Por que será que por estas bandas se fala tão pouco da experiência islandesa?
Este país do tamanho de Portugal mas com 320 mil habitantes não se rege pela austeridade. Depois do colapso de 2008 voltou-se para o sector das indústrias criativas (com predominância da cultura) que se tornou o segundo maior, logo a seguir ao das pescas.
A Islândia apresenta actualmente uma taxa de desemprego de 5,7% e um crescimento de 3%...
A propósito, achámos interessante compartilhar com os frequentadores deste blog um interessante texto publicado na última edição da Revista2 (Público) que poderá servir, pelo menos em parte, para resposta à questão que formulámos acima.
Loucos islandeses (*)
Depois do colapso financeiro de 2008, não pagaram as dívidas dos bancos e criaram uma nova Constituição, redigida por 25 cidadãos, criando as bases de uma democracia directa. Ao contrário de Portugal, Grécia, Espanha e Itália, confiaram na soberania popular. Mas o pior estava para vir: apostaram nas indústrias criativas e culturais como principal força de crescimento, enquanto os países do Sul da Europa fizeram o que costumam fazer em situações de crise, com o sector cultural sacrificado com cortes profundos, sendo visto como problema e não como integrando a solução.
Resultado: os países do Sul esperneiam com a corda da austeridade na garganta, enquanto os loucos islandeses recuperam. Segundo o El País (3 de Março), o impacto económico das actividades culturais (mil milhões de euros) é apenas superado pelo sector das pescas, depois de uma mudança de política: em vez de estar refém de algumas indústrias, a Islândia apostou na diversificação.
O resto foi com a jovem ministra da Cultura, Katrín Jakobsdóttir, que desde que está no Governo conseguiu converter os artistas em protagonistas da retoma, cortando nas despesas fixas, aumentando nas contribuições a projectos culturais independentes, numa mescla ágil de tecido público e privado, sem que o Estado renuncie à gestão da cultura e educação. A sociedade civil também contribuiu, num exemplo de democracia participativa, e as iniciativas aconteceram. Algumas loucas: a Academia das Artes juntou engenheiros, cientistas alimentares, designers e agricultores para criarem novos produtos para circularem no mercado global e foi um sucesso. Por sua vez, o organismo de exportação da música mostrou que existe mais para lá de Björk ou Sigur Rós e no ano passado 43 bandas tocaram no exterior.

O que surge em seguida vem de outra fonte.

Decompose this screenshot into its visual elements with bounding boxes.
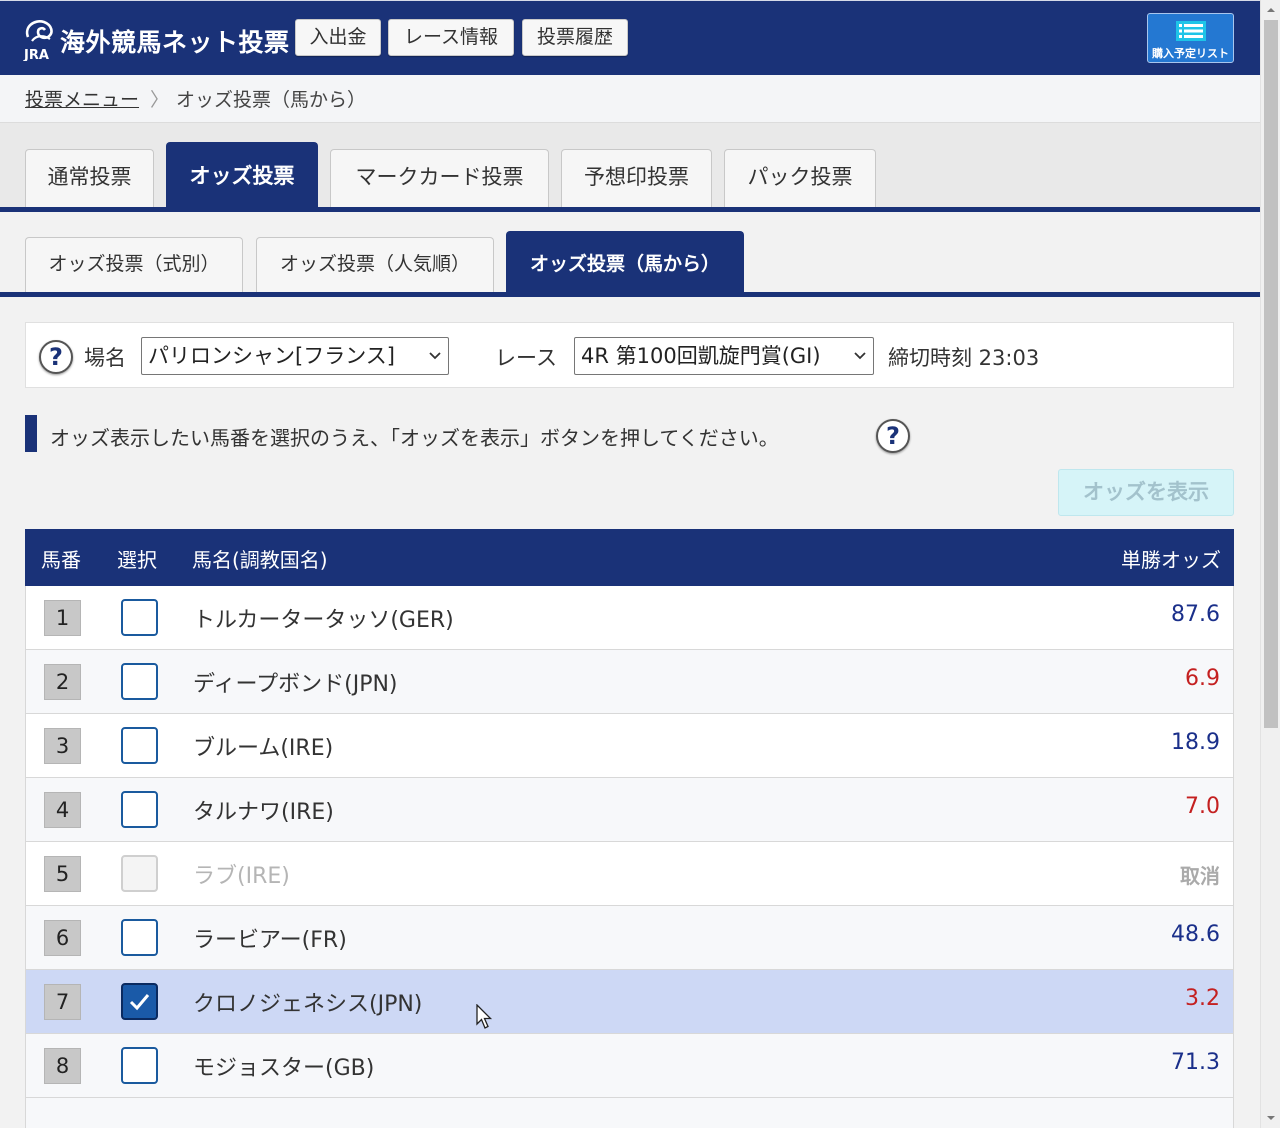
win-odds: 3.2 xyxy=(1185,986,1220,1011)
race-label: レース xyxy=(495,346,557,370)
table-body: 1 トルカータータッソ(GER) 87.6 2 ディープボンド(JPN) 6.9 3 ブルーム… xyxy=(25,586,1234,1128)
sub-tab-underline xyxy=(0,292,1260,297)
header-horse-number: 馬番 xyxy=(41,548,81,572)
table-row[interactable]: 2 ディープボンド(JPN) 6.9 xyxy=(25,650,1234,714)
venue-select[interactable]: パリロンシャン[フランス] xyxy=(141,337,449,375)
purchase-list-label: 購入予定リスト xyxy=(1152,47,1229,60)
scroll-down-icon[interactable] xyxy=(1261,1108,1280,1128)
horse-number: 5 xyxy=(44,856,81,892)
win-odds: 87.6 xyxy=(1171,602,1220,627)
race-select[interactable]: 4R 第100回凱旋門賞(GI) xyxy=(574,337,874,375)
subtab-odds-by-type[interactable]: オッズ投票（式別） xyxy=(25,237,243,293)
list-icon xyxy=(1176,21,1206,41)
horse-name: タルナワ(IRE) xyxy=(193,800,334,825)
chevron-down-icon xyxy=(854,352,866,360)
breadcrumb: 投票メニュー 〉 オッズ投票（馬から） xyxy=(0,75,1260,123)
horse-name: ラービアー(FR) xyxy=(193,928,347,953)
tab-normal-vote[interactable]: 通常投票 xyxy=(25,149,154,207)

Ao mesmo tempo, a indústria do cinema está em ebulição, em parte graças à política governamental de reembolsar 20% dos custos de produção de filmes ou série de TV filmadas no país (Ridley Scott ou Darren Aronofsky filmaram ali há pouco), enquanto a indústria dos jogos de vídeo cresceu exponencialmente, o número de teatros aumentou e o mercado literário cresce. Tudo isto teve repercussões noutros sectores, com destaque para o turismo. E tudo indica que o crescimento destas indústrias não vai abrandar, porque o investimento é cada vez maior. De onde vem o dinheiro? Das pescas. É verdade que são apenas 320 mil habitantes, é um país pequeno, existem outros elementos para compreender a recuperação, como o aumento selectivo dos impostos, e o país continua a enfrentar desafios (a moeda desvalorizou e a dívida externa "oficial" continua por pagar). Mas será que não há nada, mesmo nada, a retirar desta experiência de um país que aposta em sectores negligenciados e recupera dos problemas económicos, optando pela criatividade em vez da especulação? E os loucos são eles?